Este artigo pretende discutir quais competências são mais enfatizadas na formação dos acadêmicos do curso de Psicologia, levando em consideração aquelas apontadas pelos participantes da pesquisa como importantes para a atuação desse profissional perante as demandas do mercado de trabalho.

 

FORMAÇÃO PROFISSIONAL E FORMAÇÃO EM PSICOLOGIA

De uma forma geral, no âmbito da formação profissional, a geração de necessidades sociais, econômicas e tecnológicas, cada vez mais aceleradas, exigem processos de aprendizagem que salientem ou especifiquem competências profissionais (DESAULNIERS, 1997). Com a globalização da economia e a crise do desemprego, Ramos (2002) aponta a necessidade de reformular o sistema de educação profissional, aproximando este das tendências produtivas, proporcionando aos jovens aberturas menos traumáticas para o mundo do trabalho. Para Matos (2000), o curso de formação do psicólogo deve constituir uma plataforma para o desenvolvimento de profissionais capazes de responder, ao mesmo tempo, às necessidades de aperfeiçoamento da ciência psicológica e ao atendimento de necessidades sociais.

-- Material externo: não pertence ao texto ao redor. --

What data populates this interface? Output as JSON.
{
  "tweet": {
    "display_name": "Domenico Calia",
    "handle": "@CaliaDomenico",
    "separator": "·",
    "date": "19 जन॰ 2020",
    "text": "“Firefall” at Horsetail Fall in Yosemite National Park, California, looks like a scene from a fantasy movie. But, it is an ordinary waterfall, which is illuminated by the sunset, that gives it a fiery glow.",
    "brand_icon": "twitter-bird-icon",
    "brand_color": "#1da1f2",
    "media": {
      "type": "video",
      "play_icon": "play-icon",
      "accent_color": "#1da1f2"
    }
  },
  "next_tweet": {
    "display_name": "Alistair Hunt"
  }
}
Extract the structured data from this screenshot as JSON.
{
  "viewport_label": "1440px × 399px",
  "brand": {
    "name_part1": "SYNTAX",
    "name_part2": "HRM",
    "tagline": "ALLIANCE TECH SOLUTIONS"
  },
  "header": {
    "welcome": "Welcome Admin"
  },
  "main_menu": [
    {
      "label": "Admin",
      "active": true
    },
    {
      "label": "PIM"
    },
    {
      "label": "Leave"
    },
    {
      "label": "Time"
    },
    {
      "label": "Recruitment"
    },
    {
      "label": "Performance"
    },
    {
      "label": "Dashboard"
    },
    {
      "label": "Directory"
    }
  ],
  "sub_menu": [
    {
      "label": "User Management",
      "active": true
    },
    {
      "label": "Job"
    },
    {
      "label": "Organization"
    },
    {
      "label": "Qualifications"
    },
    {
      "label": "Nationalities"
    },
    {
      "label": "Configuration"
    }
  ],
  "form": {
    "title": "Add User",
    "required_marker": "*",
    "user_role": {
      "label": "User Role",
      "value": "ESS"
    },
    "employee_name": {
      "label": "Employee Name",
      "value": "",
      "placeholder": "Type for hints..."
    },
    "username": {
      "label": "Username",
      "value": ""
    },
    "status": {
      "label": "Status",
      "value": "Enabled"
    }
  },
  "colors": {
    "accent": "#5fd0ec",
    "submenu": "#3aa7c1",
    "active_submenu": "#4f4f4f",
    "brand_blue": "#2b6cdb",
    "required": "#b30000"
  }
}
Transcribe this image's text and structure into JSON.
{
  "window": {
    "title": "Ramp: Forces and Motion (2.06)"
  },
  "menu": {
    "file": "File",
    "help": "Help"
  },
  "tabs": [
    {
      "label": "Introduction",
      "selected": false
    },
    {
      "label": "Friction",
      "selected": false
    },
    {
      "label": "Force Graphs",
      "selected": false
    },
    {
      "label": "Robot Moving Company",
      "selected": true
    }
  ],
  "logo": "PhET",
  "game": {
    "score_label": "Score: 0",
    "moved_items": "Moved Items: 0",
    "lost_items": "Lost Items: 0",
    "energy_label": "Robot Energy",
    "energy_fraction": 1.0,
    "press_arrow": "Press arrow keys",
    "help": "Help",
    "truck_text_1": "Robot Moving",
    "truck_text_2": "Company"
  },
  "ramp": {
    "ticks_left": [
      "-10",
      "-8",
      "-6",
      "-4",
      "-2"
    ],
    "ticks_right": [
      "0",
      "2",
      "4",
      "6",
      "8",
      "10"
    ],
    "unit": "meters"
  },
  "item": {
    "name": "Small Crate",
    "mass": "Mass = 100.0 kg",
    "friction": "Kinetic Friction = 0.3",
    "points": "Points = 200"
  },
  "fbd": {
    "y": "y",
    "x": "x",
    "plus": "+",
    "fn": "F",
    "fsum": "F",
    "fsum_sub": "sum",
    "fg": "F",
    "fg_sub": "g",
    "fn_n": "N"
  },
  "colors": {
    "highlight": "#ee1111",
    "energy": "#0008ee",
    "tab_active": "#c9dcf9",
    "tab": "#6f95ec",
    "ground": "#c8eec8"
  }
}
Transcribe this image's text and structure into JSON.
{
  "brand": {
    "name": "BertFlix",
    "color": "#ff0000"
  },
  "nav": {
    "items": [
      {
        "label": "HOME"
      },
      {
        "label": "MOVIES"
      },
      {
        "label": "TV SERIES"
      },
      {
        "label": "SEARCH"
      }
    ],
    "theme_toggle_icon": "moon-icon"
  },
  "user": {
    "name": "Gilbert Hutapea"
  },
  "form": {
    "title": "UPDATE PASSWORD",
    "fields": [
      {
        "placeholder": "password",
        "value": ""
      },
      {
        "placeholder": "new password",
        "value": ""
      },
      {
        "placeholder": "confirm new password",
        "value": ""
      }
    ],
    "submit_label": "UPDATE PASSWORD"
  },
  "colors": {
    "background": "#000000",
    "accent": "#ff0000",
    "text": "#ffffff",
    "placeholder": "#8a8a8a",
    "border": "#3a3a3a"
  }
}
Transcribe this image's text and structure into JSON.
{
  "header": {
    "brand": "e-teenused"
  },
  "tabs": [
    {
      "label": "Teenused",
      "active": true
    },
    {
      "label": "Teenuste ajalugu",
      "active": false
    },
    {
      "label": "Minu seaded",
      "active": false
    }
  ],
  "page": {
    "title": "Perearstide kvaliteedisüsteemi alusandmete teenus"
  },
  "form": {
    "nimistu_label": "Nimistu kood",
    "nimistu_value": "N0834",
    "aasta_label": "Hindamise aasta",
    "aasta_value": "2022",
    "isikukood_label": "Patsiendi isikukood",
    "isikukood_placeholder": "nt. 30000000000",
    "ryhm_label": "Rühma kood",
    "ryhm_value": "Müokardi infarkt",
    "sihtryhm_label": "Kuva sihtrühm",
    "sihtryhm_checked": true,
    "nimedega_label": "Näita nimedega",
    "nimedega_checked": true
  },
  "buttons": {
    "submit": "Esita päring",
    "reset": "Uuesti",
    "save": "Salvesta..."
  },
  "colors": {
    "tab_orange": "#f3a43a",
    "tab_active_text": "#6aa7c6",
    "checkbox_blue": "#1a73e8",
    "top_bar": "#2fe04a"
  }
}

Segundo Meghnagi, Ajello e Cevoli (1992), a formação profissional deve centrar-se em preparar as pessoas para atividades específicas, não isolando essas atividades de um sentido de finalidade e de significado geral, e ensinando os estudantes a construir capacidades mais imediatas, mas que ofereçam condições de desenvolvimento e adequação a contextos que se modificam constantemente, possibilitando-lhes agir de forma reflexiva perante a diversidade de situações. Conforme Kuenzer (1985, p. 114), a formação profissional refere-se ao processo de "treinamento básico, conhecimento ou formação escolar necessários para o exercício da função", que podem ser vivenciados no sistema formal de educação e/ou no treinamento em trabalhos de menor grau de complexidade.

Para Felippe (1993), a graduação em Psicologia é caracterizada por três elementos que devem funcionar de modo integrado e complementar: a formação básica, fundamentada nos pontos de vista epistemológico, histórico e metodológico; a pesquisa, caracterizada por um exercício intensivo de construção de um projeto de trabalho, elaboração de ideias, recurso às formulações teóricas de outros autores, e teste de realidade, reflexão e síntese; e, por fim, o terceiro elemento na formação do psicólogo são as práticas em Psicologia, que se resumem atualmente às oportunidades de estágio. Conforme Trépos (1992), um dos princípios da formação profissional é a integração, proporcionada pela competência, entre conhecimentos sobre o objeto e a ação.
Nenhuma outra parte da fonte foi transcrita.